Iklan

Jumat, 05 Agustus 2016

Assalamualaikum

Selamat untuk para atlet yg akan berjuang di arena Olimpiade Rio 2016, Semoga latihan dan pengorbanannya untuk meraih tiket menuju olimpiade berbuah hasil maksimal sesuai yg diharapkan.

Semoga pada saat penyerahan medali nanti, suara lagu Indonesia Raya yg diperdengarkan.

Dan juga Selamat untuk Panitia Persiapan Olimpiade 2016 yg telah berusaha untuk mempersiapkan arena olahraga sebaik mungkin, khususnya kepada Negara Brazil sebagai tuan rumah di ajang empat tahunan tersebut. Semoga pelaksanaannya berjalan sesuai ekspektasi para penonton, pendukung dan peserta  Olimpiade Rio 2016.

Jangan  sampai  terjadi suatu insiden atau kesalahan yg disengaja atau tidak disengaja seperti contoh pada saat Copa America Centenario 2016,  Bagus Persiapannya, bagus Promosinya, Tapi Pelaksanaanya masih tanda Tanya.  Dilaksanakan di Negara yg  dianggap pintar dan maju teknologinya, yg melindungi negara lain dan katanya menjaga perdamaian dunia.   Dijadikan sebagai tuan rumah untuk menghormati 100  tahun diadakannya piala sepakbola negara2 benua amerika latin.

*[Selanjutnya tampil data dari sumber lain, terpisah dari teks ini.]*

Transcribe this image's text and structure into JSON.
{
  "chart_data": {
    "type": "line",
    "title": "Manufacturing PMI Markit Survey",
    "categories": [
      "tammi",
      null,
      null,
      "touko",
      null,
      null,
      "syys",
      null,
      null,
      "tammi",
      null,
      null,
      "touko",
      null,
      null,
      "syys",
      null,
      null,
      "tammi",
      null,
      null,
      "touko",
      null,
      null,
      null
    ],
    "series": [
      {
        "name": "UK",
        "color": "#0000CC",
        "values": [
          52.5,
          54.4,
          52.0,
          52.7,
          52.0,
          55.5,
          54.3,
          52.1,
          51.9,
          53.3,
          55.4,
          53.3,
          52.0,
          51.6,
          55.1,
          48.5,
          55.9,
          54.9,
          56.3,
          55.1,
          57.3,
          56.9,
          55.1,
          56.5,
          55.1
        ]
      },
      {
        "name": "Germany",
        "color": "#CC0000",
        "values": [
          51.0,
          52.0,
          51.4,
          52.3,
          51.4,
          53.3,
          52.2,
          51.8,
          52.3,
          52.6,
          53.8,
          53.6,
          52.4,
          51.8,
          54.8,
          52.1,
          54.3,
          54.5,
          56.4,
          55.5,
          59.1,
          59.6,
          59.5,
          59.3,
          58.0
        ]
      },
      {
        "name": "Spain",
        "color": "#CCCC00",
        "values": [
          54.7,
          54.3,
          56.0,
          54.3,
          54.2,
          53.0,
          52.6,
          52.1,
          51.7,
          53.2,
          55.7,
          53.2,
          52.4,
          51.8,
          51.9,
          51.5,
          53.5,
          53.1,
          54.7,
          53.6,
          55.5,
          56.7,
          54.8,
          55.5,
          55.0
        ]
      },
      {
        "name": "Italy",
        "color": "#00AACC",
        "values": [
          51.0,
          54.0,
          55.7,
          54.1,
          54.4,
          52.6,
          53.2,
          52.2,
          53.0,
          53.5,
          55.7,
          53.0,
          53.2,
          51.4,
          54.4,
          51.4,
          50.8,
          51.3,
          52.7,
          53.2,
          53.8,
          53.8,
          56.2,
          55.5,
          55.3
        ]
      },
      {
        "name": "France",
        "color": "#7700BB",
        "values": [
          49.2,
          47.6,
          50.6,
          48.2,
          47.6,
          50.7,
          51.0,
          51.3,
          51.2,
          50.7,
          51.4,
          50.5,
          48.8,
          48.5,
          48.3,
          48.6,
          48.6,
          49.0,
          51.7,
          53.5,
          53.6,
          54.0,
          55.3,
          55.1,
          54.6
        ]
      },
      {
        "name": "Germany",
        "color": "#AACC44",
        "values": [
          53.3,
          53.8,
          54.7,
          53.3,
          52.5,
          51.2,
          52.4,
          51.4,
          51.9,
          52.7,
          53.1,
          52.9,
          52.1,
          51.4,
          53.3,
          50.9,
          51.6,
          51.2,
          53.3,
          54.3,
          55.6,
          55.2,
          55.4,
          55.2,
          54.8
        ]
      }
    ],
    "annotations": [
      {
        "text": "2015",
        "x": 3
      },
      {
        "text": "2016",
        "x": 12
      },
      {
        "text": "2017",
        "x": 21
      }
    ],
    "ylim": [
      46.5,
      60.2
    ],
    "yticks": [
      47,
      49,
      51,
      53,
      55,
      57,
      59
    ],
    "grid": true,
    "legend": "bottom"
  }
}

Tapi pada pelaksanaanya, semua penonton, baik yg menyaksikan atau  mendengarkan secara langsung maupun dari siaran televisi ataupun dari radio bisa menilai secara langsung, apakah panitia pertandingan menghormati atau menghargai atlet yg akan berjuang untuk negaranya masing-masing. Negara yg akan tampil ingin memperlihatkan kebanggaannya pada negaranya sebelum melakukan pertandingan sepakbola dengan menghormati bendera kebangsaan dan mendengarkan lagu kebangsaannya masing-masing. Tapi oleh panitia pertandingan memutar lagu kebangsaan yg untuk Negara lain. Artinya iramanya lain, bahasanya lain dan belum tentu dimengerti oleh setiap pemain yg akan tampil. Sehingga fokus dan konsentrasi pemain bisa rusak sebelum pertandingan. Itu dikira hanya suatu insiden, mungkin untuk sekali, masih bisa dimaklumi. Tapi kemudian hal tersebut diulang kembali pada pertandingan lain di tempat yg berbeda dan dihari lain. Dan yg paling lucu  dan menjengkelkan saat  para pemain sepakbola, bintang lapangan sepakbola di klub dunia, ingin mendengar lagu kebangsaan negaranya diperdengarkan sesaat sebelum pertandingan yg serius, tapi panitia pertandingan memutar lagu salah satu penyanyi dari Negara panitia pertandingan alias tuan rumah. Ini menghormati hak asasi manusia atau menginjak2 hak suatu negara yg akan tampil berjuang untuk menjaga nama baik negaranya.